PORTO VELHO, RO - O Ministério Público Federal em Rondônia converteu o Procedimento Preparatório nº 1.31.000.001965/2025-54 em inquérito civil destinado a apurar suposta conduta abusiva praticada por sites de apostas esportivas. A medida foi formalizada por meio da Portaria MPF/PR-RO/6º Ofício nº 45, de 22 de junho de 2026, assinada pelo procurador da República Leonardo Trevizani Caberlon.
De acordo com a portaria, o inquérito civil terá como objetivo “apurar suposta conduta abusiva por parte dos sites de apostas esportivas no tocante à imposição de restrições de valores máximos de apostas, bem como encerramento unilateral de conta de apostadores com registro de ganhos regulares”.
A conversão foi fundamentada no artigo 2º, parágrafo 7º, da Resolução nº 23/2007 do Conselho Nacional do Ministério Público, com a finalidade de permitir o esgotamento da instrução fática. O ato também menciona as atribuições conferidas ao Ministério Público pelo artigo 129, inciso III, da Constituição Federal; pelo artigo 5º, inciso III, alínea “e”, da Lei Complementar nº 75/1993; pelo artigo 25, inciso IV, alínea “a”, da Lei nº 8.625/1993; e pelo artigo 8º, parágrafo 1º, da Lei nº 7.347/1985.
Na portaria, o MPF registra que a instituição possui a atribuição de defender a ordem jurídica, o regime democrático e os interesses sociais e individuais indisponíveis, além de atuar na proteção dos interesses difusos e coletivos, especialmente nas relações de consumo.
O documento informa que a 3ª Câmara de Coordenação e Revisão do Ministério Público Federal deliberou pela existência de interesse federal no caso. A conclusão levou em consideração que a regulamentação e a fiscalização das apostas de quota fixa são de competência da Secretaria de Prêmios e Apostas, órgão vinculado ao Ministério da Fazenda.
A Secretaria de Prêmios e Apostas apresentou resposta ao procedimento por meio da Nota Informativa SEI nº 180/2026/MF. Segundo o conteúdo registrado na portaria, o órgão informou que a denúncia havia sido apresentada sem elementos fáticos capazes de identificar os agentes apontados como infratores.

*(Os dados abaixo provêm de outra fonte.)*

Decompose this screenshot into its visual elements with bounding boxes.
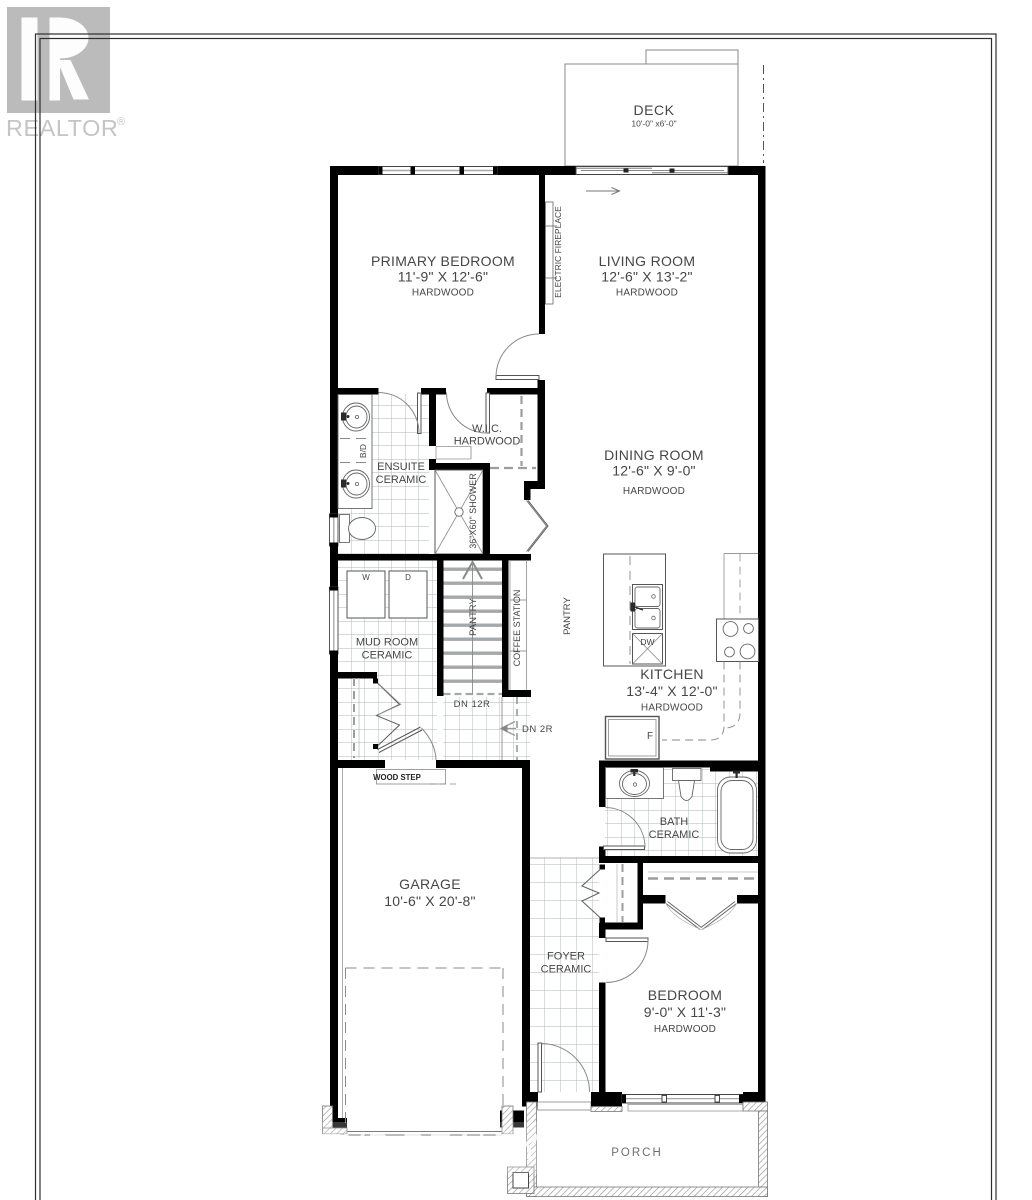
svg-text:12'-6" X 9'-0": 12'-6" X 9'-0" — [612, 463, 695, 479]
svg-text:EXP REALTY, Brokerage: EXP REALTY, Brokerage — [318, 1126, 729, 1167]
svg-text:HARDWOOD: HARDWOOD — [412, 288, 474, 299]
svg-text:12'-6" X 13'-2": 12'-6" X 13'-2" — [601, 269, 692, 285]
svg-text:MUD ROOM: MUD ROOM — [356, 637, 418, 649]
svg-text:ELECTRIC FIREPLACE: ELECTRIC FIREPLACE — [553, 206, 563, 298]
svg-text:WOOD STEP: WOOD STEP — [373, 773, 421, 782]
svg-text:BEDROOM: BEDROOM — [648, 987, 722, 1003]
svg-text:B/D: B/D — [358, 444, 368, 458]
svg-text:13'-4" X 12'-0": 13'-4" X 12'-0" — [626, 683, 717, 699]
svg-text:LIVING ROOM: LIVING ROOM — [599, 253, 696, 269]
svg-text:®: ® — [117, 116, 125, 128]
svg-text:REALTOR: REALTOR — [6, 115, 118, 141]
svg-text:PORCH: PORCH — [611, 1147, 663, 1159]
svg-text:HARDWOOD: HARDWOOD — [616, 288, 678, 299]
svg-text:36"X60" SHOWER: 36"X60" SHOWER — [468, 473, 478, 549]
svg-text:CERAMIC: CERAMIC — [362, 650, 413, 662]
svg-text:GARAGE: GARAGE — [399, 876, 461, 892]
svg-text:10'-0" x6'-0": 10'-0" x6'-0" — [631, 119, 676, 129]
svg-text:HARDWOOD: HARDWOOD — [454, 436, 521, 448]
svg-text:DN 12R: DN 12R — [454, 699, 491, 710]
svg-text:PRIMARY BEDROOM: PRIMARY BEDROOM — [371, 253, 515, 269]
svg-text:D: D — [405, 573, 411, 582]
svg-text:FOYER: FOYER — [547, 951, 585, 963]
svg-text:F: F — [647, 731, 653, 742]
svg-text:DINING ROOM: DINING ROOM — [604, 447, 704, 463]
svg-text:DN 2R: DN 2R — [522, 724, 553, 735]
svg-text:W: W — [362, 573, 370, 582]
svg-text:ENSUITE: ENSUITE — [377, 461, 425, 473]
svg-text:COFFEE STATION: COFFEE STATION — [512, 590, 522, 667]
svg-text:CERAMIC: CERAMIC — [376, 474, 427, 486]
svg-text:CERAMIC: CERAMIC — [649, 829, 700, 841]
svg-text:DW: DW — [640, 637, 654, 647]
svg-text:BATH: BATH — [660, 816, 689, 828]
svg-text:CERAMIC: CERAMIC — [541, 964, 592, 976]
svg-text:HARDWOOD: HARDWOOD — [623, 486, 685, 497]
svg-text:11'-9" X 12'-6": 11'-9" X 12'-6" — [398, 269, 488, 285]
svg-text:HARDWOOD: HARDWOOD — [654, 1024, 716, 1035]
svg-text:10'-6" X 20'-8": 10'-6" X 20'-8" — [384, 893, 475, 909]
svg-text:PANTRY: PANTRY — [562, 597, 573, 635]
svg-text:DECK: DECK — [634, 102, 675, 118]
svg-text:PANTRY: PANTRY — [468, 598, 479, 636]
svg-text:W.I.C.: W.I.C. — [472, 423, 502, 435]
svg-text:KITCHEN: KITCHEN — [640, 666, 704, 682]
svg-text:9'-0" X 11'-3": 9'-0" X 11'-3" — [644, 1004, 726, 1020]
svg-text:HARDWOOD: HARDWOOD — [641, 703, 703, 714]
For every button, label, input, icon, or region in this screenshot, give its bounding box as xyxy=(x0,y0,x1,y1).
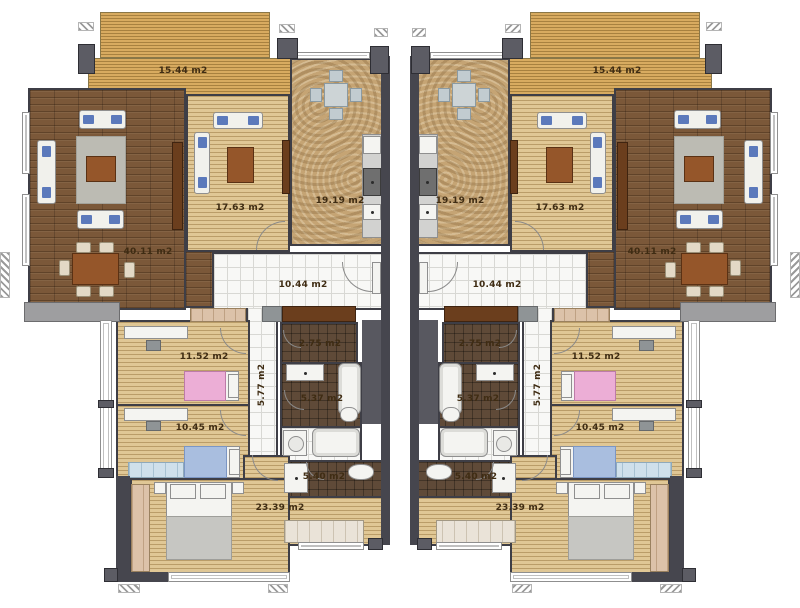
bathtub xyxy=(440,428,488,457)
dining-chair xyxy=(99,286,114,297)
room-label-kitchen: 19.19 m2 xyxy=(418,195,502,207)
master-bottom-wall xyxy=(630,572,684,582)
wall-pillar xyxy=(686,400,702,408)
room-label-living: 40.11 m2 xyxy=(106,246,190,258)
insulation-hatch xyxy=(706,22,722,31)
bed-pillow xyxy=(560,449,571,475)
fridge xyxy=(363,136,381,154)
room-label-bedroom-b: 10.45 m2 xyxy=(558,422,642,434)
entry-door-leaf xyxy=(372,262,381,294)
sink-drain xyxy=(304,372,307,375)
kitchen-chair xyxy=(457,70,471,82)
sofa-cushion xyxy=(708,215,719,224)
window xyxy=(770,112,778,174)
sofa-cushion xyxy=(749,146,758,157)
room-label-bath-a: 5.37 m2 xyxy=(280,393,364,405)
dining-chair xyxy=(709,286,724,297)
washing-machine xyxy=(493,430,517,456)
nightstand xyxy=(232,482,244,494)
sofa-cushion xyxy=(593,137,602,148)
hall-wardrobe xyxy=(282,306,356,322)
washer-drum xyxy=(496,436,512,452)
window-band xyxy=(100,320,112,476)
sofa xyxy=(676,210,723,229)
nightstand xyxy=(556,482,568,494)
living-room-floor-ext xyxy=(586,250,614,308)
room-label-lounge: 17.63 m2 xyxy=(198,202,282,214)
master-bottom-wall xyxy=(116,572,170,582)
master-left-wall xyxy=(116,476,130,580)
sofa-cushion xyxy=(83,115,94,124)
sofa xyxy=(590,132,606,194)
insulation-hatch xyxy=(660,584,682,593)
kitchen-chair xyxy=(457,108,471,120)
bed-blanket-gray xyxy=(166,516,232,560)
insulation-hatch xyxy=(374,28,388,37)
insulation-hatch xyxy=(0,252,10,298)
room-label-hall: 10.44 m2 xyxy=(455,279,539,291)
wall-pillar xyxy=(98,400,114,408)
bed-blanket-pink xyxy=(574,371,616,401)
sofa xyxy=(79,110,126,129)
room-label-corridor: 5.77 m2 xyxy=(256,343,268,427)
window xyxy=(168,572,290,582)
sofa-cushion xyxy=(217,116,228,125)
apartment-unit-left: 15.44 m2 40.11 m2 17.63 m2 19.19 m2 10.4… xyxy=(0,0,400,608)
lounge-cabinet xyxy=(510,140,518,194)
coffee-table xyxy=(86,156,116,182)
dining-chair xyxy=(124,262,135,278)
hall-cabinet-gray xyxy=(518,306,538,322)
wall-pillar xyxy=(705,44,722,74)
room-label-bedroom-a: 11.52 m2 xyxy=(554,351,638,363)
bed-pillow xyxy=(561,374,572,398)
sofa xyxy=(213,112,263,129)
insulation-hatch xyxy=(268,584,288,593)
sofa-cushion xyxy=(248,116,259,125)
wall-pillar xyxy=(104,568,118,582)
sofa-cushion xyxy=(593,177,602,188)
washing-machine xyxy=(283,430,307,456)
bathroom-sink xyxy=(476,364,514,381)
window-band xyxy=(688,320,700,476)
room-label-bedroom-b: 10.45 m2 xyxy=(158,422,242,434)
fridge xyxy=(419,136,437,154)
window xyxy=(430,52,506,59)
sofa-cushion xyxy=(109,215,120,224)
hall-wardrobe xyxy=(444,306,518,322)
shelf xyxy=(612,326,676,339)
shelf xyxy=(124,326,188,339)
window xyxy=(22,194,30,266)
room-label-lounge: 17.63 m2 xyxy=(518,202,602,214)
insulation-hatch xyxy=(512,584,532,593)
sofa-cushion xyxy=(42,146,51,157)
party-wall xyxy=(381,56,390,545)
room-label-terrace: 15.44 m2 xyxy=(575,65,659,77)
window xyxy=(294,52,370,59)
sofa xyxy=(37,140,56,204)
sink-drain xyxy=(426,211,429,214)
toilet xyxy=(340,407,358,422)
room-label-wc: 2.75 m2 xyxy=(278,338,362,350)
bed-blanket-gray xyxy=(568,516,634,560)
room-label-bath-b: 5.40 m2 xyxy=(434,471,518,483)
room-label-bath-b: 5.40 m2 xyxy=(282,471,366,483)
sofa-cushion xyxy=(706,115,717,124)
room-label-bedroom-a: 11.52 m2 xyxy=(162,351,246,363)
kitchen-table xyxy=(324,83,348,107)
insulation-hatch xyxy=(279,24,295,33)
balcony-strip xyxy=(680,302,776,322)
sofa xyxy=(674,110,721,129)
wall-pillar xyxy=(502,38,523,59)
sofa xyxy=(77,210,124,229)
master-left-wall xyxy=(670,476,684,580)
dining-chair xyxy=(665,262,676,278)
nightstand xyxy=(154,482,166,494)
apartment-unit-right: 15.44 m2 40.11 m2 17.63 m2 19.19 m2 10.4… xyxy=(400,0,800,608)
window xyxy=(770,194,778,266)
nightstand xyxy=(634,482,646,494)
duct-shaft xyxy=(417,320,438,424)
kitchen-chair xyxy=(438,88,450,102)
dining-chair xyxy=(76,242,91,253)
wall-pillar xyxy=(682,568,696,582)
wall-pillar xyxy=(78,44,95,74)
kitchen-chair xyxy=(478,88,490,102)
wardrobe xyxy=(128,462,184,478)
wall-pillar xyxy=(370,46,389,74)
living-room-floor-ext xyxy=(186,250,214,308)
tv-cabinet xyxy=(617,142,628,230)
kitchen-chair xyxy=(310,88,322,102)
sofa-cushion xyxy=(678,115,689,124)
wall-pillar xyxy=(686,468,702,478)
wardrobe xyxy=(650,484,669,572)
wardrobe xyxy=(284,520,364,543)
room-label-living: 40.11 m2 xyxy=(610,246,694,258)
bed-blanket-blue xyxy=(573,446,616,478)
sofa xyxy=(194,132,210,194)
bathtub xyxy=(312,428,360,457)
lounge-cabinet xyxy=(282,140,290,194)
dining-chair xyxy=(59,260,70,276)
wardrobe xyxy=(131,484,150,572)
toilet xyxy=(442,407,460,422)
dining-chair xyxy=(76,286,91,297)
sofa-cushion xyxy=(198,137,207,148)
desk xyxy=(146,340,161,351)
window xyxy=(298,542,364,550)
bed-blanket-pink xyxy=(184,371,226,401)
wardrobe xyxy=(616,462,672,478)
party-wall xyxy=(410,56,419,545)
entry-door-leaf xyxy=(419,262,428,294)
terrace-deck-upper xyxy=(100,12,270,58)
room-label-corridor: 5.77 m2 xyxy=(532,343,544,427)
sofa xyxy=(537,112,587,129)
wall-pillar xyxy=(277,38,298,59)
kitchen-chair xyxy=(329,108,343,120)
room-label-kitchen: 19.19 m2 xyxy=(298,195,382,207)
sofa-cushion xyxy=(541,116,552,125)
floor-plan: 15.44 m2 40.11 m2 17.63 m2 19.19 m2 10.4… xyxy=(0,0,800,608)
room-label-bath-a: 5.37 m2 xyxy=(436,393,520,405)
insulation-hatch xyxy=(118,584,140,593)
sofa-cushion xyxy=(572,116,583,125)
bed-pillow xyxy=(574,484,600,499)
room-label-terrace: 15.44 m2 xyxy=(141,65,225,77)
sink-drain xyxy=(493,372,496,375)
sofa-cushion xyxy=(81,215,92,224)
wall-pillar xyxy=(417,538,432,550)
sofa-cushion xyxy=(680,215,691,224)
terrace-deck-upper xyxy=(530,12,700,58)
sofa xyxy=(744,140,763,204)
sink-drain xyxy=(371,211,374,214)
bed-pillow xyxy=(200,484,226,499)
hall-closet xyxy=(190,308,246,322)
desk xyxy=(639,340,654,351)
bathroom-sink xyxy=(286,364,324,381)
bed-blanket-blue xyxy=(184,446,227,478)
bed-pillow xyxy=(228,374,239,398)
tv-cabinet xyxy=(172,142,183,230)
hall-closet xyxy=(554,308,610,322)
stove xyxy=(363,168,381,196)
stove-burner xyxy=(371,181,374,184)
lounge-table xyxy=(546,147,573,183)
sofa-cushion xyxy=(749,187,758,198)
lounge-table xyxy=(227,147,254,183)
shelf xyxy=(124,408,188,421)
dining-chair xyxy=(709,242,724,253)
coffee-table xyxy=(684,156,714,182)
washer-drum xyxy=(288,436,304,452)
hall-cabinet-gray xyxy=(262,306,282,322)
bed-pillow xyxy=(170,484,196,499)
room-label-master: 23.39 m2 xyxy=(478,502,562,514)
dining-chair xyxy=(686,286,701,297)
room-label-master: 23.39 m2 xyxy=(238,502,322,514)
bed-pillow xyxy=(604,484,630,499)
stove-burner xyxy=(426,181,429,184)
insulation-hatch xyxy=(78,22,94,31)
room-label-wc: 2.75 m2 xyxy=(438,338,522,350)
dining-chair xyxy=(730,260,741,276)
wall-pillar xyxy=(411,46,430,74)
kitchen-chair xyxy=(329,70,343,82)
shelf xyxy=(612,408,676,421)
wall-pillar xyxy=(368,538,383,550)
window xyxy=(510,572,632,582)
kitchen-chair xyxy=(350,88,362,102)
wardrobe xyxy=(436,520,516,543)
sofa-cushion xyxy=(42,187,51,198)
sofa-cushion xyxy=(111,115,122,124)
insulation-hatch xyxy=(505,24,521,33)
kitchen-table xyxy=(452,83,476,107)
bed-pillow xyxy=(229,449,240,475)
window xyxy=(22,112,30,174)
stove xyxy=(419,168,437,196)
balcony-strip xyxy=(24,302,120,322)
duct-shaft xyxy=(362,320,383,424)
sofa-cushion xyxy=(198,177,207,188)
wall-pillar xyxy=(98,468,114,478)
insulation-hatch xyxy=(412,28,426,37)
insulation-hatch xyxy=(790,252,800,298)
window xyxy=(436,542,502,550)
room-label-hall: 10.44 m2 xyxy=(261,279,345,291)
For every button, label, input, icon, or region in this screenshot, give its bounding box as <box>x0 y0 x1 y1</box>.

A SPA considerou que a manifestação recebida possuía caráter genérico e sugeria a possível atuação do mercado ilegal de apostas. A ausência de identificação das empresas e de documentação relacionada às restrições relatadas impediu, naquele momento, a adoção de uma fiscalização direcionada.
O MPF, entretanto, destacou que o representante declarou expressamente, na manifestação inicial, possuir a relação nominal das operadoras que teriam imposto restrições, assim como informações sobre o tipo de limitação supostamente aplicada. O representante também se colocou à disposição para encaminhar esse material ao Ministério Público Federal.
Diante dessa informação, o procurador considerou necessária a individualização das condutas e dos respectivos agentes. A obtenção desses dados deverá permitir que o órgão regulador realize uma fiscalização direcionada e verifique se as empresas mencionadas integram o mercado regulamentado de apostas ou atuam no mercado ilegal.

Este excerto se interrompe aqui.